Clustered river of news
RSS readers have over time become pretty fully-featured software on their own. Most now provide the standard set of features: OPML import/export, categories, river of news and search irrespective of their avatar — online or offline — and I have pretty much grown used to depending on my reader of choice Google Reader to satisfy the need to read my feeds.
That said, there is one feature I’d really love to have in my RSS reader – to have clustering on feeds as an additional way to categorise data, other than the current methods of categories and tags. Think of it as a cross between your RSS reader and Google News/Techmeme. Would it not be nice to have your little personal Google News or Techmeme from the sources that you have picked than be led by what Gabe or the kind folks at Google News may have seeded their websites with?
There are, though, a couple of problems that could make this impossible:
Processing: Any algorithm that finds similarities in text is computationally intensive even in cases where the data set is limited.
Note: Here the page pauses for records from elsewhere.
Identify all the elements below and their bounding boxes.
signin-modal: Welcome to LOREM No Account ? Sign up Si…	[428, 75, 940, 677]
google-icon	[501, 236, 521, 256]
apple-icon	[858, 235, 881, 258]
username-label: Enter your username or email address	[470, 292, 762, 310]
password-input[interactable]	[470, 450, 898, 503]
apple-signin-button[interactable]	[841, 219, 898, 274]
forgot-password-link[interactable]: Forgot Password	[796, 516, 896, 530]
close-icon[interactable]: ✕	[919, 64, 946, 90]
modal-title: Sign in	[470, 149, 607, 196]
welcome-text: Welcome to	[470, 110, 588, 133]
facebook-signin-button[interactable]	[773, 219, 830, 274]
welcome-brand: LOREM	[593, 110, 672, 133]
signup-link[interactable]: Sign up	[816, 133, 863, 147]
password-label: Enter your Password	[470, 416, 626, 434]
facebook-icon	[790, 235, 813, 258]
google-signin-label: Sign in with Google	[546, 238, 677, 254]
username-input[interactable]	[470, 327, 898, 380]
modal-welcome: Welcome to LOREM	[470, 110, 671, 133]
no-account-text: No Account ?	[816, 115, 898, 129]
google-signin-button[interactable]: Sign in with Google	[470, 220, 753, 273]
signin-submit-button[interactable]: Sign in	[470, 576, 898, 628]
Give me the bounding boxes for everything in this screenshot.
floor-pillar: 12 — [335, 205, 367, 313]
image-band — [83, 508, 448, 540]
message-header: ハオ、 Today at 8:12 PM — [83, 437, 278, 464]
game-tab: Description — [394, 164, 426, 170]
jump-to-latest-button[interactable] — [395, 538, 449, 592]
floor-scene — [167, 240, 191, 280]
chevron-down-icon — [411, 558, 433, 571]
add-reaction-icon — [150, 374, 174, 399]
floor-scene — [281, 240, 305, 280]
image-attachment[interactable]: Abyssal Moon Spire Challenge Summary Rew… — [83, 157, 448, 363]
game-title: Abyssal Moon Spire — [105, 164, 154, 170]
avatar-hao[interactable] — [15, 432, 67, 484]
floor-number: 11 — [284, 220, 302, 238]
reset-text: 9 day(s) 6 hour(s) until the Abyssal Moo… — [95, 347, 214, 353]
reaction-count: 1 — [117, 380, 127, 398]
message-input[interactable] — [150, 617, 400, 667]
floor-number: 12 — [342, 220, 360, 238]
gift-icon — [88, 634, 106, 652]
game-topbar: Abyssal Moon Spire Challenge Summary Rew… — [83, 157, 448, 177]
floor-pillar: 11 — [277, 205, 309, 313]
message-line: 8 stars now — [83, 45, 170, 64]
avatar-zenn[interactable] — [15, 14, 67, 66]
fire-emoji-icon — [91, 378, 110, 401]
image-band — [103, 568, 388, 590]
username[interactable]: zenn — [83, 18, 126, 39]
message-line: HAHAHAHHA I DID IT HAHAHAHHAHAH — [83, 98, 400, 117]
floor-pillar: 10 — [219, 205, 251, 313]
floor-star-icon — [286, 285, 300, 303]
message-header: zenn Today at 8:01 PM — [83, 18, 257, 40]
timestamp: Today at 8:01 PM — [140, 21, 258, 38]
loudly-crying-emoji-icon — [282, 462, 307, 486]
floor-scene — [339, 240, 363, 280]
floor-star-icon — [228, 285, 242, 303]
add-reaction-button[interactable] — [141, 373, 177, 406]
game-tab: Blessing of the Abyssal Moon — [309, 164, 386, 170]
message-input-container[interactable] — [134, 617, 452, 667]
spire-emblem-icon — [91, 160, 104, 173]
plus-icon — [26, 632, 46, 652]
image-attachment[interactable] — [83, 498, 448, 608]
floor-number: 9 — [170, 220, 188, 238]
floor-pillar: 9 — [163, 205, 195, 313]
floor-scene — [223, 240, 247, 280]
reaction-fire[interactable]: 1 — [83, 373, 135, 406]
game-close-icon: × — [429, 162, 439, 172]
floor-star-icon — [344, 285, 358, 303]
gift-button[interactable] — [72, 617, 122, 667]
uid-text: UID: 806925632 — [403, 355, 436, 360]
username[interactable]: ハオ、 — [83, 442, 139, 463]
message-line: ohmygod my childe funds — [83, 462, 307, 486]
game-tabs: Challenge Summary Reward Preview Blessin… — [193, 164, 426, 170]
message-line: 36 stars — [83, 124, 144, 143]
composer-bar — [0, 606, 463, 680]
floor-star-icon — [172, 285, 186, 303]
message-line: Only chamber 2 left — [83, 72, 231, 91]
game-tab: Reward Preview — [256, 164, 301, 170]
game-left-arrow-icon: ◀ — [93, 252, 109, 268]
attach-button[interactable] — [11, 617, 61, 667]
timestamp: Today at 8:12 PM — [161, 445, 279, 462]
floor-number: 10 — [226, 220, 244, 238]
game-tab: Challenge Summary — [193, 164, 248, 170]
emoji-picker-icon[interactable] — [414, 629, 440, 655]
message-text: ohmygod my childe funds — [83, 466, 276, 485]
Scaling is often possible in such circumstances when the size of the data set is reasonably fixed and with the variance that comes in the size of different RSS subscription lists, it would be a royal pain to find a right algorithm that will scale effectively and efficiently.
Entropy: Traditional similarity match approaches work best when they cover a similar domain so that an apple would mean apple the fruit rather than Apple the company. The entropy that is found in the data set needs to be reasonable for the algorithm to function reasonably well and learning systems also need to be taught with training data, which may not be possible in this case.
Link Match: What we are then left with is to hit the problem purely by tracking outgoing links. This would thankfully involve a far less computationally intensive approach than going via the pure text analysis approach. The degree of accuracy and the utility this approach may have may not be stunning, but it would certainly be good enough for the immediate purpose – a reasonable way of classifying what my subscription list is talking about.